Лора, не отвечая, глядела на тот берег, где все еще разговаривали две фигуры-закорючки — мужская и женская. Мужчина теперь почему-то сидел на корточках.
— Объясняется, — сказала Томка.
— Глупости, кто ж это на корточках объясняется?
— Верь моему слову, у меня на эту любовь нюх, как у милицейской собаки.
Тем временем Теткин, Мании и Джапаридзе, искупавшись, выходили из воды.
— Одна полна, другая худа, — говорил Джапаридзе, — нет золотой середины.
— Разве в этом дело? — отвечал Мании. — Важно, может ли женщина быть настоящим другом человеку.
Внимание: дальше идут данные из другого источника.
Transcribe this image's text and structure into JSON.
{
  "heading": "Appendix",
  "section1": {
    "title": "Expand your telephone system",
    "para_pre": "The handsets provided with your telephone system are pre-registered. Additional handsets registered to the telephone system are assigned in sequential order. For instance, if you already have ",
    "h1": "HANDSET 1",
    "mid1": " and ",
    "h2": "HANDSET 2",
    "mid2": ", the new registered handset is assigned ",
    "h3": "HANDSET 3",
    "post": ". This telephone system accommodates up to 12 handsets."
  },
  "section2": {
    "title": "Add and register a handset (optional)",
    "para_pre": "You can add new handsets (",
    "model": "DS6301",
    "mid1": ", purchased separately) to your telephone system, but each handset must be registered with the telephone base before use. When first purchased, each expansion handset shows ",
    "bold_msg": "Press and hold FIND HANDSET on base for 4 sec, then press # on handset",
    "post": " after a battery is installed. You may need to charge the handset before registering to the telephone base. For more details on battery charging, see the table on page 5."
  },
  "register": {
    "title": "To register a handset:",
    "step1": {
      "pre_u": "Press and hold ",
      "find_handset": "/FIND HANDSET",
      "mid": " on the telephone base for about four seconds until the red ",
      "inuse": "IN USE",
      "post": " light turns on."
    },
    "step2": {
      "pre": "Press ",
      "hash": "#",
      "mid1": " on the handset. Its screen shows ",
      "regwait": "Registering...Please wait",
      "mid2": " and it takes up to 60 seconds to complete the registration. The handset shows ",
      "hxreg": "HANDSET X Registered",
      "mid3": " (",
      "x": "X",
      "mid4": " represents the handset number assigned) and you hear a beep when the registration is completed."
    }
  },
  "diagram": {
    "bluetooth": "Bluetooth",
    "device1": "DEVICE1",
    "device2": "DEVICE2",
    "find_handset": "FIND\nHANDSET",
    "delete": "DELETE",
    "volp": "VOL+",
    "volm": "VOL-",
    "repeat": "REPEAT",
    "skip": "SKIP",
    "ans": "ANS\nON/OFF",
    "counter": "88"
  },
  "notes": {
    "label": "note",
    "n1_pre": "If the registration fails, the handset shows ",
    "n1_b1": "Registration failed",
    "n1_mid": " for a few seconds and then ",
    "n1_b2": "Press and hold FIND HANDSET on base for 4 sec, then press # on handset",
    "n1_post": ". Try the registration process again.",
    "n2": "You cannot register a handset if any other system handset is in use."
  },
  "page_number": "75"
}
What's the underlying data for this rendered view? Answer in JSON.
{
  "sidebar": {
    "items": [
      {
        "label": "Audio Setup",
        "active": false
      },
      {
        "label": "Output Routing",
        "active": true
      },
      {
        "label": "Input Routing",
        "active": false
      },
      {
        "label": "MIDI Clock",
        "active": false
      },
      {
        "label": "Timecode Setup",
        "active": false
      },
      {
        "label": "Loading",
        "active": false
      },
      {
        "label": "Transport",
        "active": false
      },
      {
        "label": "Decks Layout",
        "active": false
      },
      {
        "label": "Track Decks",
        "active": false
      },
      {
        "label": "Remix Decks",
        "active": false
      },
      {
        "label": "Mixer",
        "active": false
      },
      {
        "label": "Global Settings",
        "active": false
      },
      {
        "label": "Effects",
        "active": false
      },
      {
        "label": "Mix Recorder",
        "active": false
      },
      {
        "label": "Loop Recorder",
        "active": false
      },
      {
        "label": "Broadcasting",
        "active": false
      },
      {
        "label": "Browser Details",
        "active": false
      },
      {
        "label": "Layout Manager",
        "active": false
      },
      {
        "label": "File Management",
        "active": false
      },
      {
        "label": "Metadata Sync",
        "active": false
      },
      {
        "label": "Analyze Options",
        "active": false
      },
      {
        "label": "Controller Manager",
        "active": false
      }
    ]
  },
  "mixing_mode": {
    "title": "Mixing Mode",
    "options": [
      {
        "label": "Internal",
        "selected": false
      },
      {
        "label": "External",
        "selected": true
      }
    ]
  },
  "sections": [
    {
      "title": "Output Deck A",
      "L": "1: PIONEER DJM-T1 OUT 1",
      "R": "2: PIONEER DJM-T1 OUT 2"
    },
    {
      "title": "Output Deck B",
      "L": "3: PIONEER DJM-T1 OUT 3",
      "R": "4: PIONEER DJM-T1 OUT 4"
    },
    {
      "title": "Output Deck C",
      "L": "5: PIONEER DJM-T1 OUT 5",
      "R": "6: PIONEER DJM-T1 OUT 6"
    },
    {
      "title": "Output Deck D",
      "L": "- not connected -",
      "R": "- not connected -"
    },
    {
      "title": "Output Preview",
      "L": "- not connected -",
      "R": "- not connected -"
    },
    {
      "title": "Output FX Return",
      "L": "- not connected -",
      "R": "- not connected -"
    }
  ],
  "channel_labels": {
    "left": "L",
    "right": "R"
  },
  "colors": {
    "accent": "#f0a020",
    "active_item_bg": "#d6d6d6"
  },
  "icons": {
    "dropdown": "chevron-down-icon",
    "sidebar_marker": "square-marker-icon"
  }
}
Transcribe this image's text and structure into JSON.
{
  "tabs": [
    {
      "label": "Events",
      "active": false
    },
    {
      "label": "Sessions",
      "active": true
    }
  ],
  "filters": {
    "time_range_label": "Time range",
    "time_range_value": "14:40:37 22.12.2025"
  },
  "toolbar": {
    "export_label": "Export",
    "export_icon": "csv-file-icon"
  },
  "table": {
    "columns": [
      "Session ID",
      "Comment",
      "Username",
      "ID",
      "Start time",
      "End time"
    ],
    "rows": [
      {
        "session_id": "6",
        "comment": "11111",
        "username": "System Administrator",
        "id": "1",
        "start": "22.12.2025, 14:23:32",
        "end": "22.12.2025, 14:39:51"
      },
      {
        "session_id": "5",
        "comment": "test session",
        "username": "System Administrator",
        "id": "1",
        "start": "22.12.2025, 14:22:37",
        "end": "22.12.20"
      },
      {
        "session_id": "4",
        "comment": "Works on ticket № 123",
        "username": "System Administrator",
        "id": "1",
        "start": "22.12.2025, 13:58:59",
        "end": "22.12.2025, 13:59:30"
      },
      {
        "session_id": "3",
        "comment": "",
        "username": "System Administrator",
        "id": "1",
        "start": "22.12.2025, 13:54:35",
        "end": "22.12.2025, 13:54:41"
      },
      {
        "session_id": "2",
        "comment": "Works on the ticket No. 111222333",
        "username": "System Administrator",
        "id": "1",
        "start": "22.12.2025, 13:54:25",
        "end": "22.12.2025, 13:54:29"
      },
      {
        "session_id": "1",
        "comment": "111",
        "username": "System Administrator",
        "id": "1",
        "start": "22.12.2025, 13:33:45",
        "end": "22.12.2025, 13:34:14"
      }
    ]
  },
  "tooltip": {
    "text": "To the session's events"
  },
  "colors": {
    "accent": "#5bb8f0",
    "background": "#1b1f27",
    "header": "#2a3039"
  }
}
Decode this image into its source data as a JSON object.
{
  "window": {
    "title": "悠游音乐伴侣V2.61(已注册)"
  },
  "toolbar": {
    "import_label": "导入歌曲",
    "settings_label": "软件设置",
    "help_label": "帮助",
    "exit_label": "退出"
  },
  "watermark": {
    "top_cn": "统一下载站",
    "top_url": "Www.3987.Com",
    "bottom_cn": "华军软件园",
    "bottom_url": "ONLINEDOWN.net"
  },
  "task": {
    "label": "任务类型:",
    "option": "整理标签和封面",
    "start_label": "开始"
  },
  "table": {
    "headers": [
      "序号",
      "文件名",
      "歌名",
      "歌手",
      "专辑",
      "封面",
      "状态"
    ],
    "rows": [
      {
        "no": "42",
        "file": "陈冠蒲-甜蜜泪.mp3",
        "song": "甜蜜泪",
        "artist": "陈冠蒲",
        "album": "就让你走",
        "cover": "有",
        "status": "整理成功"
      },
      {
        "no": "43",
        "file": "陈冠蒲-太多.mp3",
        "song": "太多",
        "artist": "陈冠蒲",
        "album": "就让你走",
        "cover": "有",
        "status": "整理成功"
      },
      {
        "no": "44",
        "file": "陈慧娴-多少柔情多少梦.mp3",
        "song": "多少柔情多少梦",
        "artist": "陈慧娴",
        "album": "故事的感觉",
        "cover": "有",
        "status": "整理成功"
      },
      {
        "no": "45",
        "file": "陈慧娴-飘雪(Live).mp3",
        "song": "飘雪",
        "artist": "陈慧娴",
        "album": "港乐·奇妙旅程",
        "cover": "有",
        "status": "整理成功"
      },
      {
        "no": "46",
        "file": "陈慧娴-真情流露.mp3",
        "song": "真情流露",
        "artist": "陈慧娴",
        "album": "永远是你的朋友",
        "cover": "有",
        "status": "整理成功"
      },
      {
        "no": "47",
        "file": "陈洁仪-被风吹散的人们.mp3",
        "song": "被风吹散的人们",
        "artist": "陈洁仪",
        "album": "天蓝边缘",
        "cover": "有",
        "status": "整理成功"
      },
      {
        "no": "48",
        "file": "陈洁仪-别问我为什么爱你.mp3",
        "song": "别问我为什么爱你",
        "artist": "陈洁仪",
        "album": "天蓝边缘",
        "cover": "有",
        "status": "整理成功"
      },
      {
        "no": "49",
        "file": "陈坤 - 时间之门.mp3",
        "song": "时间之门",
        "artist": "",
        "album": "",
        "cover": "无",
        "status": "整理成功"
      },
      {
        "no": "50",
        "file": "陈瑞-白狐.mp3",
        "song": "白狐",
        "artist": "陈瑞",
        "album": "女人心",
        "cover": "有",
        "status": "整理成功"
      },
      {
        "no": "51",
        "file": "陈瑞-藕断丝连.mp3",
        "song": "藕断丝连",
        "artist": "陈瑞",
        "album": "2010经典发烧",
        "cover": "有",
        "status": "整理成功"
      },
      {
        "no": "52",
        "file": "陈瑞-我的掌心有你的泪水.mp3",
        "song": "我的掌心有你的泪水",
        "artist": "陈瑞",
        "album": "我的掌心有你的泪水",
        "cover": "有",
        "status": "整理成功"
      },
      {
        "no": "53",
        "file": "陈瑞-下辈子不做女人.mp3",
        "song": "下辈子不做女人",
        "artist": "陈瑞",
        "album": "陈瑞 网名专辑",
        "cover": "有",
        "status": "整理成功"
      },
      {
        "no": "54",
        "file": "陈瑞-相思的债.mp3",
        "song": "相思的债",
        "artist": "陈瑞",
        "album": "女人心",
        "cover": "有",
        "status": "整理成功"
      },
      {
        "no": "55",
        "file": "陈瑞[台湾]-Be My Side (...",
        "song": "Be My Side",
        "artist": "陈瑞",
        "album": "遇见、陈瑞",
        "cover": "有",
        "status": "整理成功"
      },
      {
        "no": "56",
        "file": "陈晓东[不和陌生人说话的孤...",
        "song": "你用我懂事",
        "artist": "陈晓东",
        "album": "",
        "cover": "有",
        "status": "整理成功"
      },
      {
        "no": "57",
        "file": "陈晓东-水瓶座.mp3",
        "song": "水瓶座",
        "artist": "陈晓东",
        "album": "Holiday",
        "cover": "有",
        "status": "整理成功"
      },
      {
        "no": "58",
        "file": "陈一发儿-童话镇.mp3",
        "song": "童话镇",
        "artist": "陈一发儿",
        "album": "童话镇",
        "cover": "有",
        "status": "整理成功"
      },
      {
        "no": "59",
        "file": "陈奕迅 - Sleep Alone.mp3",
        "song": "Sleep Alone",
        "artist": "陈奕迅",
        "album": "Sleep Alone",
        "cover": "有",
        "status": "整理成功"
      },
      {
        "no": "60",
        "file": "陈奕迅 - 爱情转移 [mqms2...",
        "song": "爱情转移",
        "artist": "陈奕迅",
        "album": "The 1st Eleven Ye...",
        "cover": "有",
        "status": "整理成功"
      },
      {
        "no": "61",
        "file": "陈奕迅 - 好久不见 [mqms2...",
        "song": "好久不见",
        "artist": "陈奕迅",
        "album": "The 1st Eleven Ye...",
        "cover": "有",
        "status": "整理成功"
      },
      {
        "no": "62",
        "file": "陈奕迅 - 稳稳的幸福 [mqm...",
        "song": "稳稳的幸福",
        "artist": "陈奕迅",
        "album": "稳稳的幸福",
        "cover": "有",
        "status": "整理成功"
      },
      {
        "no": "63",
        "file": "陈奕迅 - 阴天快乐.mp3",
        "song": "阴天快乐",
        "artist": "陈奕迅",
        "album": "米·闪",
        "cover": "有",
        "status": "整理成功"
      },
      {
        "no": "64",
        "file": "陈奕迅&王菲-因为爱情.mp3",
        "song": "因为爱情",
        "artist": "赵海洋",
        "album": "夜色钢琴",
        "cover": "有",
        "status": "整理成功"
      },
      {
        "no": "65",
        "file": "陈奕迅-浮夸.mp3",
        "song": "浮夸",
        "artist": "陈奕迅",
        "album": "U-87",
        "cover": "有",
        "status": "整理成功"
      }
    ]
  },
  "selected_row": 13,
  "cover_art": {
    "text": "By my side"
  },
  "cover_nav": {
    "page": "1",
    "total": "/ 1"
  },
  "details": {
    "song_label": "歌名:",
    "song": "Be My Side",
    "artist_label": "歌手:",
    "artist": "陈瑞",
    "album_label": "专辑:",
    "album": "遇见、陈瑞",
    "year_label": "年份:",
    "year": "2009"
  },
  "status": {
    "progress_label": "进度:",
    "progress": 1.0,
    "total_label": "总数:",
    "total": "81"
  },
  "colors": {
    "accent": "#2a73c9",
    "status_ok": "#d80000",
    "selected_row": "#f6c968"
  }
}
— Правильно! — согласился Теткин. — Как вы думаете, братцы, жениться мне или еще погодить?
— А кандидатура есть? — спросил Мании.
— За этим дело не станет. Кандидатур у меня — вся Лихаревка да еще пол-Москвы.
— Нет, лучше не женись, — сказал Джапаридзе. — Распишешься — сразу свободу потеряешь, зарплату отдавай, пить не смей.
— Смотря какая жена, — заметил Манин. — Бывают очень чуткие.
— Ну, ладно, братцы, пора закруглять купанье, — сказал Теткин. — Солнце опускается, скоро комары нападут, наплачемся, да и ужин пропустим. А наши-то два чемпиона все на том берегу консультируются.
— Не ждать же нам их, — сказал Джапаридзе.
Теткин взял мегафон и крикнул в трубу:
— Пашка! Лида! Скворцов! Ромнич!
Голос утробно загрохотал над рекой. Две фигуры, два значка — мужской, и женский — на том берегу замахали руками.
— Чемпионы! Черт вас дери! — басовито раскатывался мегафон. — Чего вы там развели конференцию? Сейчас давайте обратно! Без вас уйдем!
— Дем... — ответило эхо.
От того берега отделились два быстрых треугольника; у вершины каждого из них периодически появлялась и пропадала черная точка.
— Теткин опустил трубу и сказал:
— Хорошо плывут... собаки!
9
Генерал Сиверс шел домой один. В душе у него что-то сосало. Эх, напрасно не выкупался... Может быть, все-таки надо было выкупаться?
Он шел, и вспоминался ему один день в детстве, очень похожий по ощущению. Было ему тогда лет семь или восемь. Домашние собрались в гости, звали его с собой. А он все не мог решиться: идти или нет?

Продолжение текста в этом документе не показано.